Role of Nod2 in the homeostasis of the main cell types of the intestinal epithelium. (A) Enterocytes. Intestinal enterocyte cells express NOD2 and its expression is up-regulated by inflammatory cytokines. In response to MDP, intestinal epithelial cells synthesize AMPs, controlling the growth of pathogenic bacteria. This AMP secretion is lost in case of NOD2 mutation or deficiency. MDP stimulation also is able to induce the secretion of CXCL-8 to recruit neutrophil cells.
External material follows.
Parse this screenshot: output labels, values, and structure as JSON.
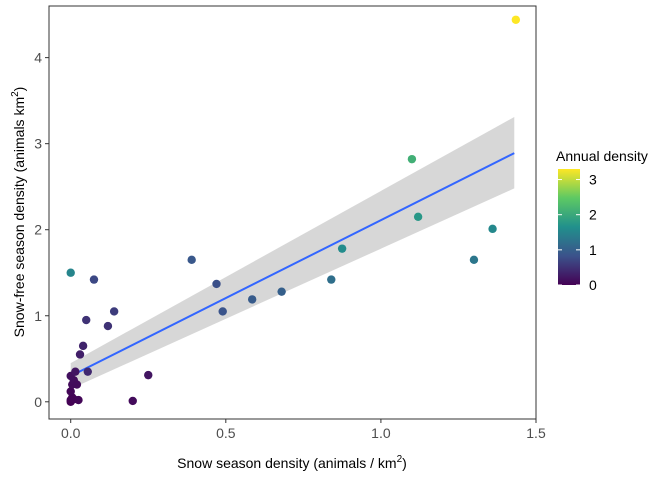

Nod2 stimulation blocks the apoptosis induced by TLR-4 and the increased paracellular permeability induced by TLR-2, TLR-4, or by TNF-α and IFN-γ. (B) Goblet cells. A reduced mucin 2 expression as well as a diminished number of goblet cells have been described in the small intestine of Nod2^KO mice. Nod2^KO mice also showed fewer mucin granules per goblet cell than in WT mice. (C) Paneth cells. They express NOD2, and NOD2 expression is up-regulated in Paneth cells of CD patients. In these cells, NOD2 activation by MDP enhances the expression of α-human defensin-5 and -6 through induction of the NF-κB pathway. (D) Intestinal stem cells. In the gut, Lgr5⁺ stem cells strongly expressed Nod2. NOD2 stimulation by MDP promotes colonic epithelial cell growth and protection against apoptosis. NOD2 depletion results in a reduced ability to grow cells and increased levels of apoptosis by conferring cytoprotection against oxidative stress–mediated cell death. CCL20, Chemokine (C-C motif) ligand 20; CXCL-8, C-X-C motif chemokine ligand 8; DMBT-1, deleted in malignant brain tumors 1; GALNT2, Polypeptide N-Acetylgalactosaminyltransferase 2; HNP-1, Human Neutrophil peptide-1; Lyz, lysosome; ROS, reactive oxygen species.